Les statistiques ne mentent pas : en quelques années, l’intelligence artificielle est passée du stade d’utopie réservée aux laboratoires à celui de partenaire discret, ou inquiétant, de notre quotidien.
En informatique, l’irruption de l’intelligence artificielle bouleverse la donne. Robots, assistants vocaux, logiciels capables d’apprendre et de s’adapter se multiplient. Derrière ce progrès, des transformations majeures s’opèrent : certaines entreprises n’hésitent plus à remplacer des centaines de salariés par des machines, convaincues que les algorithmes feront mieux, ou moins cher. Des milliers d’emplois ont déjà disparu, laissant planer une ombre sur l’avenir du travail humain. Ce bouleversement nourrit des interrogations légitimes. Des experts tirent la sonnette d’alarme et appellent à des débats ouverts. Face à ce défi, des congrès prennent la mesure de la situation afin d’en discuter sans tabous.

Une nouvelle ressource

Si certaines intelligences artificielles parviennent à fonctionner de façon quasi indépendante, rappelons que la maîtrise de leur finalité reste humaine. Ce point a été souligné lors du Forum économique mondial de Davos, en Suisse, où les dirigeants de Microsoft et d’IBM ont pris position : il devient urgent de cadrer strictement l’usage de l’IA. Pour Satya Nadella et Virginia Rometty, l’IA doit renforcer les capacités des travailleurs, pas les éjecter du jeu. Voir une personne perdre son poste, remplacée sans état d’âme par une machine, choque et interroge sur la direction que prend notre société.

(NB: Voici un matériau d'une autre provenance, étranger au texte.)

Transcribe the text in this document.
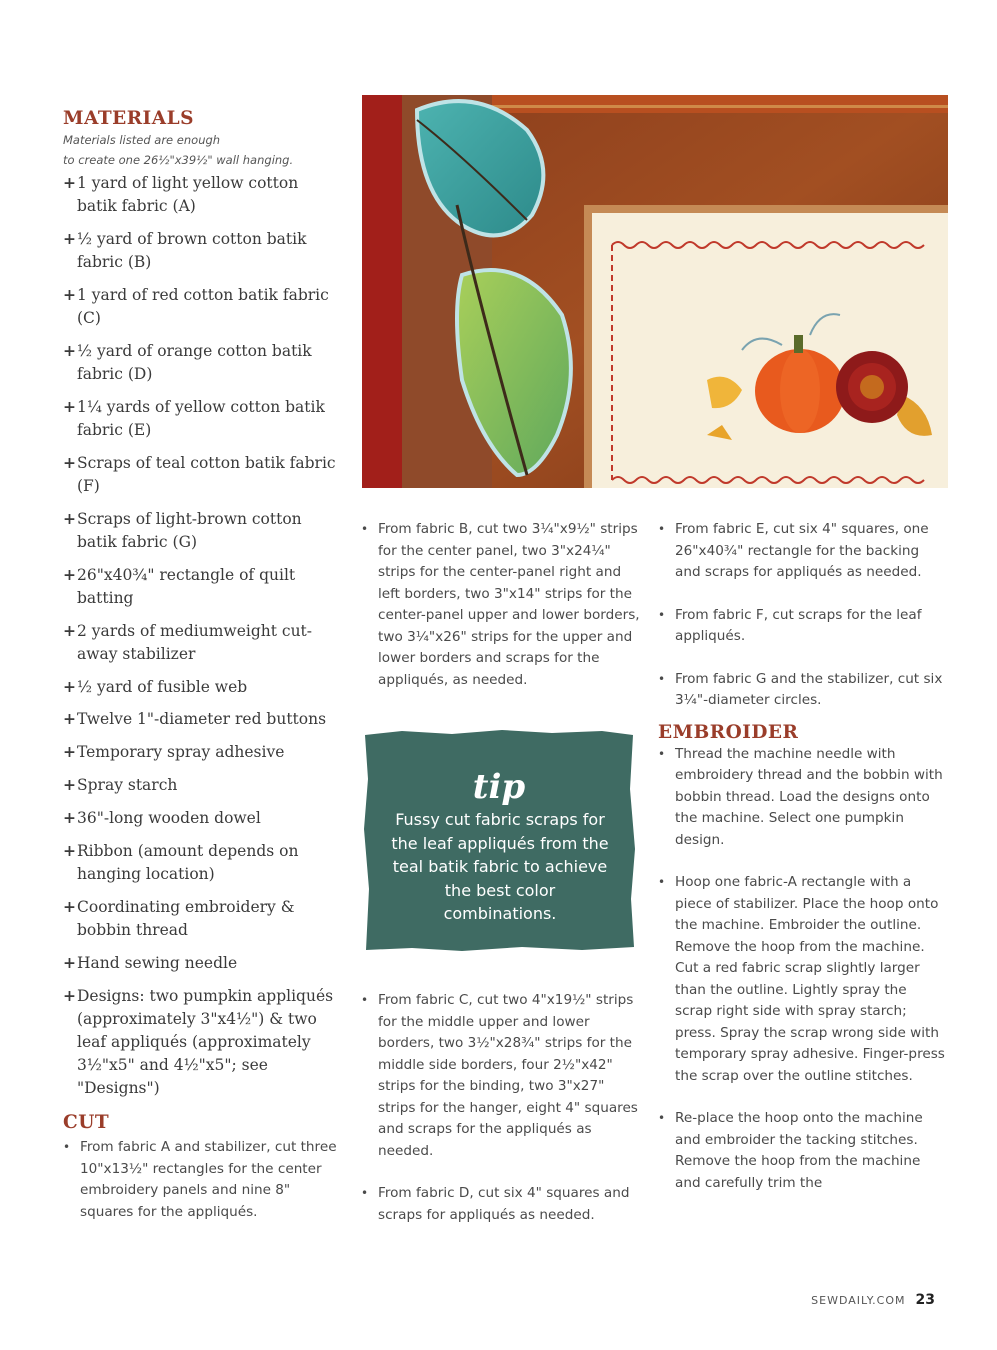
MATERIALS
Materials listed are enough
to create one 26½"x39½" wall hanging.
+1 yard of light yellow cotton batik fabric (A)
+½ yard of brown cotton batik fabric (B)
+1 yard of red cotton batik fabric (C)
+½ yard of orange cotton batik fabric (D)
+1¼ yards of yellow cotton batik fabric (E)
+Scraps of teal cotton batik fabric (F)
+Scraps of light-brown cotton batik fabric (G)
+26"x40¾" rectangle of quilt batting
+2 yards of mediumweight cut-away stabilizer
+½ yard of fusible web
+Twelve 1"-diameter red buttons
+Temporary spray adhesive
+Spray starch
+36"-long wooden dowel
+Ribbon (amount depends on hanging location)
+Coordinating embroidery & bobbin thread
+Hand sewing needle
+Designs: two pumpkin appliqués (approximately 3"x4½") & two leaf appliqués (approximately 3½"x5" and 4½"x5"; see "Designs")
CUT
• From fabric A and stabilizer, cut three 10"x13½" rectangles for the center embroidery panels and nine 8" squares for the appliqués.
• From fabric B, cut two 3¼"x9½" strips for the center panel, two 3"x24¼" strips for the center-panel right and left borders, two 3"x14" strips for the center-panel upper and lower borders, two 3¼"x26" strips for the upper and lower borders and scraps for the appliqués, as needed.
tip
Fussy cut fabric scraps for the leaf appliqués from the teal batik fabric to achieve the best color combinations.
• From fabric C, cut two 4"x19½" strips for the middle upper and lower borders, two 3½"x28¾" strips for the middle side borders, four 2½"x42" strips for the binding, two 3"x27" strips for the hanger, eight 4" squares and scraps for the appliqués as needed.
• From fabric D, cut six 4" squares and scraps for appliqués as needed.
• From fabric E, cut six 4" squares, one 26"x40¾" rectangle for the backing and scraps for appliqués as needed.
• From fabric F, cut scraps for the leaf appliqués.
• From fabric G and the stabilizer, cut six 3¼"-diameter circles.
EMBROIDER
• Thread the machine needle with embroidery thread and the bobbin with bobbin thread. Load the designs onto the machine. Select one pumpkin design.
• Hoop one fabric-A rectangle with a piece of stabilizer. Place the hoop onto the machine. Embroider the outline. Remove the hoop from the machine. Cut a red fabric scrap slightly larger than the outline. Lightly spray the scrap right side with spray starch; press. Spray the scrap wrong side with temporary spray adhesive. Finger-press the scrap over the outline stitches.
• Re-place the hoop onto the machine and embroider the tacking stitches. Remove the hoop from the machine and carefully trim the
SEWDAILY.COM 23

Le sommet de Davos sert de caisse de résonance à ces préoccupations. Virginia Rometty et Satya Nadella, à la tête respectivement d’IBM et de Microsoft, convergent sur la nécessité d’établir des règles claires en matière d’intelligence artificielle. Lors de son intervention, Virginia Rometty a défendu trois principes pour guider un développement responsable de l’IA, dans la lignée des lois de la robotique d’Isaac Asimov. Elle insiste sur l’urgence de limiter les dérives potentielles liées à la montée en puissance de l’intelligence artificielle.

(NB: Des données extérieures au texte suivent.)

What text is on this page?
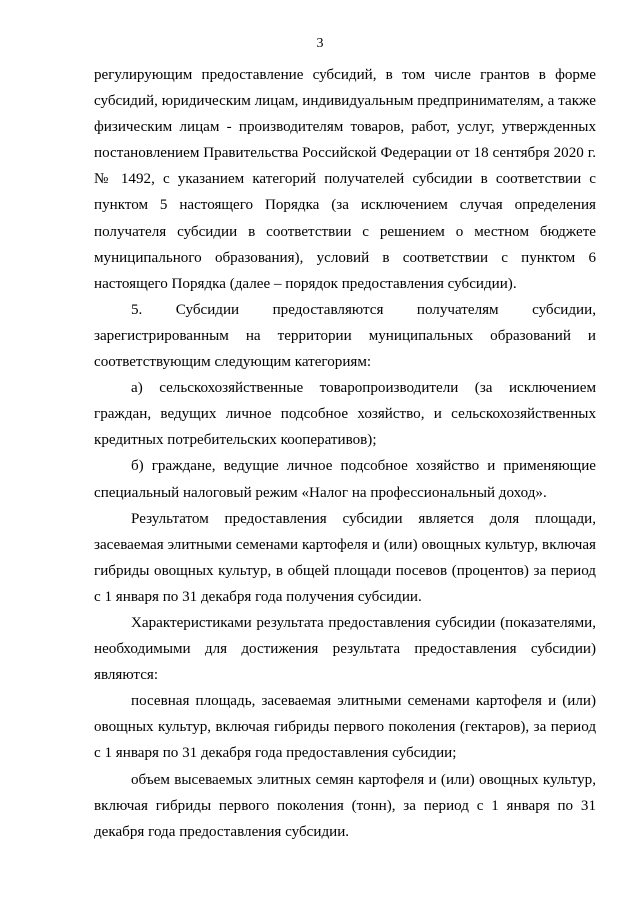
3

регулирующим предоставление субсидий, в том числе грантов в форме субсидий, юридическим лицам, индивидуальным предпринимателям, а также физическим лицам - производителям товаров, работ, услуг, утвержденных постановлением Правительства Российской Федерации от 18 сентября 2020 г. № 1492, с указанием категорий получателей субсидии в соответствии с пунктом 5 настоящего Порядка (за исключением случая определения получателя субсидии в соответствии с решением о местном бюджете муниципального образования), условий в соответствии с пунктом 6 настоящего Порядка (далее – порядок предоставления субсидии).

5.      Субсидии      предоставляются      получателям      субсидии, зарегистрированным на территории муниципальных образований и соответствующим следующим категориям:

а) сельскохозяйственные товаропроизводители (за исключением граждан, ведущих личное подсобное хозяйство, и сельскохозяйственных кредитных потребительских кооперативов);

б) граждане, ведущие личное подсобное хозяйство и применяющие специальный налоговый режим «Налог на профессиональный доход».

Результатом предоставления субсидии является доля площади, засеваемая элитными семенами картофеля и (или) овощных культур, включая гибриды овощных культур, в общей площади посевов (процентов) за период с 1 января по 31 декабря года получения субсидии.

Характеристиками результата предоставления субсидии (показателями, необходимыми для достижения результата предоставления субсидии) являются:

посевная площадь, засеваемая элитными семенами картофеля и (или) овощных культур, включая гибриды первого поколения (гектаров), за период с 1 января по 31 декабря года предоставления субсидии;

объем высеваемых элитных семян картофеля и (или) овощных культур, включая гибриды первого поколения (тонн), за период с 1 января по 31 декабря года предоставления субсидии.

Au-delà de ces principes éthiques, d’autres enjeux concrets sont sur la table : mieux comprendre les clients grâce au Customer Relationship Management, servir sur tous les canaux, répondre à l’exigence d’ubiquité, ou encore améliorer la performance des entreprises en réduisant les coûts. Satya Nadella le rappelle : la gestion de l’intelligence artificielle ne peut se faire à la légère. Les professionnels ont la responsabilité d’encadrer ces outils pour qu’ils dopent la créativité humaine, sans jamais franchir certaines lignes rouges. Tracer ces frontières, c’est poser la question de la part d’humanité à préserver face à la montée en puissance des technologies intelligentes.

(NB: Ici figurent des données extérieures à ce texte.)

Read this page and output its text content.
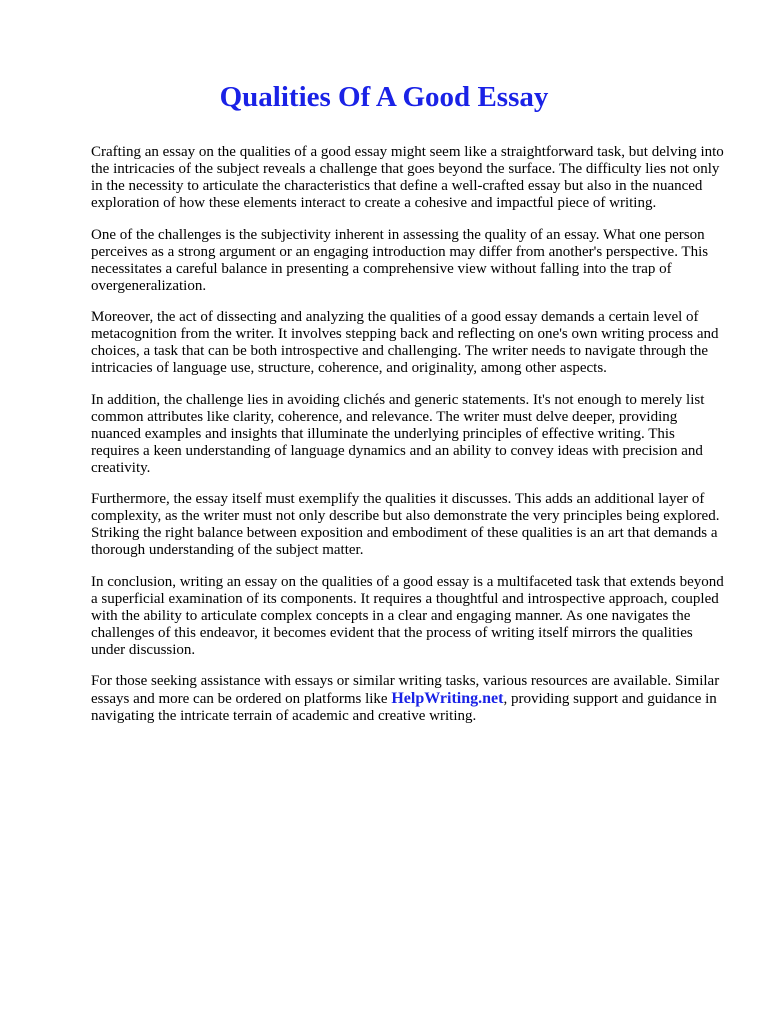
Qualities Of A Good Essay

Crafting an essay on the qualities of a good essay might seem like a straightforward task, but delving into the intricacies of the subject reveals a challenge that goes beyond the surface. The difficulty lies not only in the necessity to articulate the characteristics that define a well-crafted essay but also in the nuanced exploration of how these elements interact to create a cohesive and impactful piece of writing.

One of the challenges is the subjectivity inherent in assessing the quality of an essay. What one person perceives as a strong argument or an engaging introduction may differ from another's perspective. This necessitates a careful balance in presenting a comprehensive view without falling into the trap of overgeneralization.

Moreover, the act of dissecting and analyzing the qualities of a good essay demands a certain level of metacognition from the writer. It involves stepping back and reflecting on one's own writing process and choices, a task that can be both introspective and challenging. The writer needs to navigate through the intricacies of language use, structure, coherence, and originality, among other aspects.

In addition, the challenge lies in avoiding clichés and generic statements. It's not enough to merely list common attributes like clarity, coherence, and relevance. The writer must delve deeper, providing nuanced examples and insights that illuminate the underlying principles of effective writing. This requires a keen understanding of language dynamics and an ability to convey ideas with precision and creativity.

Furthermore, the essay itself must exemplify the qualities it discusses. This adds an additional layer of complexity, as the writer must not only describe but also demonstrate the very principles being explored. Striking the right balance between exposition and embodiment of these qualities is an art that demands a thorough understanding of the subject matter.

In conclusion, writing an essay on the qualities of a good essay is a multifaceted task that extends beyond a superficial examination of its components. It requires a thoughtful and introspective approach, coupled with the ability to articulate complex concepts in a clear and engaging manner. As one navigates the challenges of this endeavor, it becomes evident that the process of writing itself mirrors the qualities under discussion.

For those seeking assistance with essays or similar writing tasks, various resources are available. Similar essays and more can be ordered on platforms like HelpWriting.net, providing support and guidance in navigating the intricate terrain of academic and creative writing.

L’IA ne cesse de gagner du terrain. Mais la vraie question, celle qui traverse les débats de Davos comme les réunions d’équipe, reste entière : jusqu’où sommes-nous prêts à déléguer notre pouvoir aux algorithmes ? La réponse, elle, n’appartient pas seulement aux experts, mais à chacun de nous. Car demain, c’est peut-être votre collègue, ou vous-même, qui partagerez le bureau avec une intelligence artificielle.